Joe Fairless: Good for you. And what's been the biggest challenge since you've taken that leap?
John Okocha: I would say just navigating a different space, because it really is a different world. So just navigating a different world, and just understanding the dynamics, understanding how people move a little bit different, which is different, small things like that.
Joe Fairless: We're going to do a lightning round, but first, what's your best real estate investing advice ever?
John Okocha: Hang out with people that have what you want.
Joe Fairless: Are you part of a mentorship group or a mastermind group?
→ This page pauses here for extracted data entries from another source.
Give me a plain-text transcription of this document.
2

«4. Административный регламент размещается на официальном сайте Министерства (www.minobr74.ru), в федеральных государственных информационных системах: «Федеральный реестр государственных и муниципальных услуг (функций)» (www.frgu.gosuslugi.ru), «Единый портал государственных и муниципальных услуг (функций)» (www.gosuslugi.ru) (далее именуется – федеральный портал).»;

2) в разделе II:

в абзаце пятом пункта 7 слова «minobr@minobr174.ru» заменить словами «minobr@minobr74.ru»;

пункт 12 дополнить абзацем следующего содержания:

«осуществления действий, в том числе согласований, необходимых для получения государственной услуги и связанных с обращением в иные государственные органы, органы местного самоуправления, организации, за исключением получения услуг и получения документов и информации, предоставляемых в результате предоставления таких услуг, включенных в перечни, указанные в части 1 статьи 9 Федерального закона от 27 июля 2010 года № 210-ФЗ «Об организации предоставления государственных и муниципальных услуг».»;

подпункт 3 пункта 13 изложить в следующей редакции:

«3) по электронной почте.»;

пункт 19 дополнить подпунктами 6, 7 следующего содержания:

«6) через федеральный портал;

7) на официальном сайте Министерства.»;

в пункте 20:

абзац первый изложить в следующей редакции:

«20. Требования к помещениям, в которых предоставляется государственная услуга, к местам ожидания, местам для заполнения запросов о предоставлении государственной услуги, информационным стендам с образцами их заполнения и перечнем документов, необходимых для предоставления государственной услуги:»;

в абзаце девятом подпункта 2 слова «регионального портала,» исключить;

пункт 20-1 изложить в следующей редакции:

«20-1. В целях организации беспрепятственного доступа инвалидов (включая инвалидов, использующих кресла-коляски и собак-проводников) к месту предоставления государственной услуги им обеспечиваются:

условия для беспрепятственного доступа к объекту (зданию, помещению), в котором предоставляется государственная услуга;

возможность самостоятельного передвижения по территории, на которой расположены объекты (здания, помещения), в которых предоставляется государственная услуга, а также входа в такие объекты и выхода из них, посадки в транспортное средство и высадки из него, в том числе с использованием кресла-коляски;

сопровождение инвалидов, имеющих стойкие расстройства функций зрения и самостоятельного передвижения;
John Okocha: I am right now. It's not really real estate-focused, It's mainly just personal development focused.
Joe Fairless: Nice.
John Okocha: But I do plan on joining... There's a group called REEC. It's Afro-Latina and, I believe, women minority group, and their main goal is to get people in that segment of society to be fund managers.
Joe Fairless: What's the group again? You said reap?
John Okocha: REEC. So it's R-E-E-C.
Joe Fairless: Okay, cool. We're going to do a lightning round. Are you ready for the Best Ever Lightning Round?
John Okocha: Let's do it.
Joe Fairless: Alright. First, quick word from our Best Ever partners.
Break: [00:21:58] to [00:23:40]
Joe Fairless: What's the best ever book you've recently read?
John Okocha: Miracle Morning.
Joe Fairless: Best ever way you like to give back to the community?
John Okocha: It would be speaking with young adults about finances, going after their dreams, that sort of thing.
Joe Fairless: And how can the Best Ever listeners learn more about what you do?
John Okocha: They can reach out to me on Instagram. That's one of the best ways. They can reach out to me at johnnyequity.com, or you could just send me an email. My email is firstname.lastname@example.org.
Joe Fairless: John, it's been a pleasure talking to you and learning about your journey. I'm grateful for our conversation. I hope you have the best every day, and we'll talk again soon.
John Okocha: I really appreciate that, Joe. Thanks for having me.